C'était une chose d'espérer sortir avec elle, c'en était une autre de savoir qu'ils allaient se marier, allaient avoir un enfant. Et allaient mourir en essayant de le protéger. Il n'avait que seize ans et il savait déjà qu'il ne survivrait pas à la guerre.

– Vas-y, chuchota Sirius à son oreille. Tu devrais le lui dire. Je serais juste à côté.

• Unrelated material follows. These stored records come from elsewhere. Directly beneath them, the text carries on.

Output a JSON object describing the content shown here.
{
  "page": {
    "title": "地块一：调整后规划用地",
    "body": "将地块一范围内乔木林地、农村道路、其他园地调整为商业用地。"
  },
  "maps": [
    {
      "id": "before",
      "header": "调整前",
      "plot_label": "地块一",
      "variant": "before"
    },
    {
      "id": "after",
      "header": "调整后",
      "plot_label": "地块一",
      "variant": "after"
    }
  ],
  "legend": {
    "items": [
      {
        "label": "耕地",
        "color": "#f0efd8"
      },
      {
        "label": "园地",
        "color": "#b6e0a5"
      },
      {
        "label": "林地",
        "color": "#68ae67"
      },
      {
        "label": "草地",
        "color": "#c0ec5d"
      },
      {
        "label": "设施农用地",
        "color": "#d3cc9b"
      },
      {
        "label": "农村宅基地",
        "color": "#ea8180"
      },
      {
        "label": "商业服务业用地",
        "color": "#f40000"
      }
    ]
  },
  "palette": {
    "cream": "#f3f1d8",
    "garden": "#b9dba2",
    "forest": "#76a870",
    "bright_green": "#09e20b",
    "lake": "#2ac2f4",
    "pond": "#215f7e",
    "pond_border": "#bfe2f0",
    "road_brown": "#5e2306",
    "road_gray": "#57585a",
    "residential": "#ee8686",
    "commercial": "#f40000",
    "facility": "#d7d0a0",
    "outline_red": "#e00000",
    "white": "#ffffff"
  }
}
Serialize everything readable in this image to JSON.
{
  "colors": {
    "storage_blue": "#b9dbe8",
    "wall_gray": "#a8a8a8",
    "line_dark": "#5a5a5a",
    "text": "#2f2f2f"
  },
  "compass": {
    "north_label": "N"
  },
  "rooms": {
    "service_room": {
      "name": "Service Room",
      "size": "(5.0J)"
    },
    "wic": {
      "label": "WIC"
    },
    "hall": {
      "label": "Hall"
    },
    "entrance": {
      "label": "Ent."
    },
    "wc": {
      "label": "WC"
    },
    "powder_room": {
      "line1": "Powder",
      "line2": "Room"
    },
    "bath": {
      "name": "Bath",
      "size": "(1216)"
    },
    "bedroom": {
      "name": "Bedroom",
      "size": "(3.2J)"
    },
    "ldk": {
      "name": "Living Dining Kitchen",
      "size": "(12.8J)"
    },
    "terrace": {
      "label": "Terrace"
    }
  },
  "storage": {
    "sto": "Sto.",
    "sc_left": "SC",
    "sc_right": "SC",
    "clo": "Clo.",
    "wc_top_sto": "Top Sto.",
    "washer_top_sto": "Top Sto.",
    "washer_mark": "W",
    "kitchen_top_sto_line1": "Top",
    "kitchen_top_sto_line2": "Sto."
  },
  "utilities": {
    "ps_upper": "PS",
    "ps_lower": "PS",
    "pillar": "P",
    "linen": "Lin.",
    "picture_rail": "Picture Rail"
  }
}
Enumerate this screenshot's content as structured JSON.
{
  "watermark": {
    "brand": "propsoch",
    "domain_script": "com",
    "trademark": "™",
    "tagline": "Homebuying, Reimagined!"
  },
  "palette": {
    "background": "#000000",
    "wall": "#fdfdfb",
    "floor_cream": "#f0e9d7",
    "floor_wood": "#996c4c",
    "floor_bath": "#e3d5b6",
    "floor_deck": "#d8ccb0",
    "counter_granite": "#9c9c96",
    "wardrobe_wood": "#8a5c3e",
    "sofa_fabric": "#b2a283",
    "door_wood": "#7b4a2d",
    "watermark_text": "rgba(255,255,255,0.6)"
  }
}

James hocha la tête en conjurant tout le courage Gryffondor qu'il put trouver et même si la pensée était ridicule, il ne lui restait plus que son arrogance et son ego pour faire face aux révélations de Harry. Avec une boule d'émotion coincée dans la gorge, il se dirigea d'un pas chancelant vers Lily.

Dumbledore leur avait intimé de garder la disparition de Harry aussi secrète que possible, mais il devait au moins un semblant de vérité à la jeune fille.

– Je peux te parler ? demanda-t-il du bout des lèvres à Lily qui fronça les sourcils, mais se décala pour lui faire de la place sur le canapé.

James s'assit précautionneusement et déglutit.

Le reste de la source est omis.